Tanto il partito del Pil è sicuro di sé che, a suo nome, durante l’incontro di villa Pamphili, il nuovo presidente di Confindustria non si è nemmeno dilungato a illustrare il “loro” programma per la fase 3. Si è limitato a battere cassa: l’intendenza, cioè i “progetti”, la Grandi opere, seguiranno…
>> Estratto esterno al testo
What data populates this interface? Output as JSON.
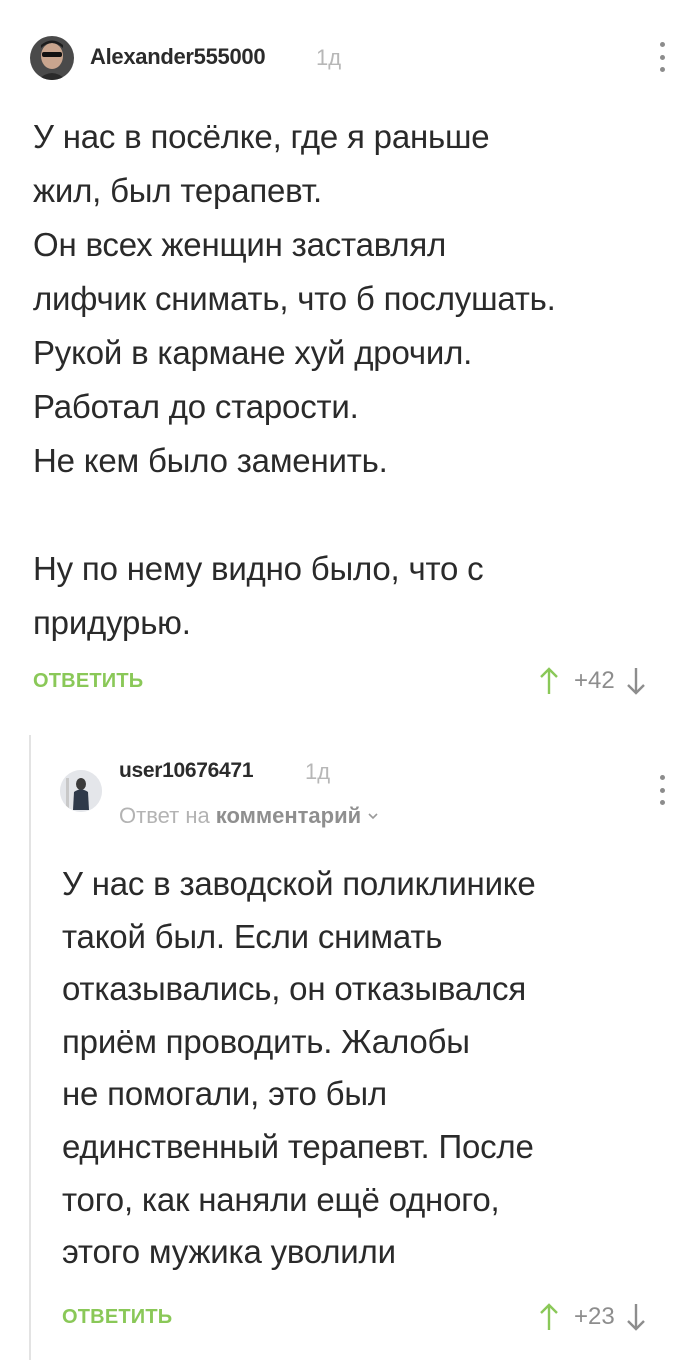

Mancavano a quell’incontro – con l’eccezione di un rappresentante (incatenato) delle centinaia di migliaia di misconosciuti e maltrattati lavoratori migranti, su cui l’azienda Italia ha costruito le sue (scarse) fortune – le forze con cui il partito del Pil, e non solo quello italiano, dovrà fare i conti non appena si riapriranno le piazze: innanzitutto il movimento NoTav dalla Valsusa e tutti i movimenti che in esso si riconoscono; poi i rappresentanti dei milioni di giovani di Fridays for future che non intendono farsi rubare il futuro da programmi così sciagurati; poi le donne di nonunadimeno, che hanno in mente ben altro: la cura della Terra; poi la voce di Francesco, che essendo un papa non ha al suo seguito divisioni corazzate, ma miglia di associazioni di laici e credenti impegnate anch’esse nella cura della casa comune. La partita è aperta.